Experts at the Liverpool School of Tropical Medicine (LSTM) have used a novel modelling approach to project the effects of new diagnostic methods and algorithms for the diagnosis of TB recently endorsed by the WHO.
Experts at LSTM have used a novel modelling approach to project the effects of new diagnostic methods and algorithms for the diagnosis of tuberculosis (TB) recently endorsed by the World Health Organization (WHO), looking at the patient, health system and population perspective in Tanzania.
In a paper published in the journal The Lancet Global Health, LSTM’s Ivor Langley and Professor Bertie Squire worked with colleagues from the Institute of Epidemiology and Preventative Medicine, National Taiwan University; National Tuberculosis and Leprosy Programme, Tanzania; Department of Epidemiology, Harvard School of Public Health and Brigham and Women’s hospital, Boston, MA., using an integrated model to assess the effects of a number different algorithms in order to assist national TB programmes who now face a decision about which methods to implement.
The model was designed to represent the operational and epidemiological context of Tanzania and was used to compare the effects and cost-effectiveness of different diagnostic options.
At its heart, the study projected, over a 10 year time frame, three parameters which are critical in health policy decision-making: cost per additional disability-adjusted life-years (DALYs) averted, total DALYs averted, and total health budget. The modelling permitted projection of all three of these parameters for a number of different diagnostic algorithms. The team identified three algorithms as cost-effective in Tanzania, where in 2011 the incidence of TB was 169 per 100,000 with 38% of patients co-infected with HIV.
The algorithm with the greatest cost-effectiveness deployed Xpert MTB/RIF for all presumed TB cases. This is a cartridge based automated diagnostic test that can identify Mycobacterium tuberculosis (MTB) with improved accuracy as well as detect resistance to rifampicin (RIF). Although this algorithm was also below Tanzania’s willingness to pay threshold of USD 599 (GDP per head) per DALY, it would cost USD 36 million to implement.
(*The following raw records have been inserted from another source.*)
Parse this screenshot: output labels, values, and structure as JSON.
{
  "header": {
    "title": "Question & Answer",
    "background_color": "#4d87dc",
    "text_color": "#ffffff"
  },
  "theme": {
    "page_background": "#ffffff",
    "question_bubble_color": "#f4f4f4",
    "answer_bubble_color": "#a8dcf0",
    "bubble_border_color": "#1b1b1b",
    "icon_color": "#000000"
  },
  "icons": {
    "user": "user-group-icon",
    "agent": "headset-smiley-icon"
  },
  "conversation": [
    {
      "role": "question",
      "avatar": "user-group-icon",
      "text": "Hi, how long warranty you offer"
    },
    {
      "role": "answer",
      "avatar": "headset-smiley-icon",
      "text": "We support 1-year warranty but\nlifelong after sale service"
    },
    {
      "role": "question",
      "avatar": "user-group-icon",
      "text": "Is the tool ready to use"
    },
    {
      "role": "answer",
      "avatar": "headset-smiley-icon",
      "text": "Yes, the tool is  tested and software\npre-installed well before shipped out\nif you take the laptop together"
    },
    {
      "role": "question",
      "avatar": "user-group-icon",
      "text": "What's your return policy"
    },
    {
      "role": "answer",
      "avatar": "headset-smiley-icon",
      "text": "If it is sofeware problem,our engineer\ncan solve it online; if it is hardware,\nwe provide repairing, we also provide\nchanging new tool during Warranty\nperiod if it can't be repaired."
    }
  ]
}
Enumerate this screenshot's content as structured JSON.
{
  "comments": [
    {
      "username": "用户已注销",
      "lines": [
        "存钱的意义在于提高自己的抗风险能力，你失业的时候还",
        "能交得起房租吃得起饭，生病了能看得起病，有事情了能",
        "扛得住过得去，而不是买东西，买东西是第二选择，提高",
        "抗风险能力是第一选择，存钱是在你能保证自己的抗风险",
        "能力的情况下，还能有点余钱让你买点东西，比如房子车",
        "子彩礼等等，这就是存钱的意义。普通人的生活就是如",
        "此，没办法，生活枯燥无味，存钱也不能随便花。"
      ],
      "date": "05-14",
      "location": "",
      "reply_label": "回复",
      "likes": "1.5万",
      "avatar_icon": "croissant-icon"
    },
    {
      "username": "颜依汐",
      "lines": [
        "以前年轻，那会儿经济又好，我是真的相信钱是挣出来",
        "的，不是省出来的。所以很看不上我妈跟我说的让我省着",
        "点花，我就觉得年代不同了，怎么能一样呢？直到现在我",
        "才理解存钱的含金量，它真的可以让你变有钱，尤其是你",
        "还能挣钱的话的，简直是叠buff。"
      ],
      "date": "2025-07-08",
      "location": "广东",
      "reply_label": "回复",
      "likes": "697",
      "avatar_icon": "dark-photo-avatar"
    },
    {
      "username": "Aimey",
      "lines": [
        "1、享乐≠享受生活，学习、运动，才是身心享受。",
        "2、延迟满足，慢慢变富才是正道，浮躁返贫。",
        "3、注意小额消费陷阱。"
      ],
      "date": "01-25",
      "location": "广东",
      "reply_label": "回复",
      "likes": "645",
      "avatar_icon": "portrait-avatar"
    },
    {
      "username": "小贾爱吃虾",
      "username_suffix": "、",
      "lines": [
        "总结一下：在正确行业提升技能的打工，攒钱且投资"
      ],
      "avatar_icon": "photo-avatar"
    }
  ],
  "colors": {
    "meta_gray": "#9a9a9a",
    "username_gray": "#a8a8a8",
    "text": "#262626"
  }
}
This would require Tanzania to mobilize a 25% increase in its total budget for TB control. The next most cost effective algorithm deployed same-day LED fluorescence microscopy for all presumed TB cases. Although the population level effect was less than Xpert MTB/RIF, the additional cost to the health system was only USD 5.7 million; arguably a more affordable option.
Professor Bertie Squire, Senior Author said: “A key feature of our modelling approach is that it takes into account the knock-on effects of introducing a new diagnostic test on the whole diagnostic process in a given context. This is a more useful way of assessing the potential impact of new diagnostics over conventional assessments such as those focusing largely on test accuracy. Our results provide a wish list for policy makers when deciding to deploy new diagnostics in a country, and the model not only predicts that a full roll-out of Xpert is a cost-effective option with the potential to substantially reduce the national burden of TB, but estimates the substantial level of funding that will need to be mobilized to translate this into clinical practice. Although we focused only on Tanzania in the present analysis, our key findings on the rank of alternative diagnostic options should be generalizable to countries of similar operational and epidemiological situations.”
The research was supported through TREAT TB – a USAID-funded research initiative led by the International Union against Tuberculosis and Lung Disease (The Union).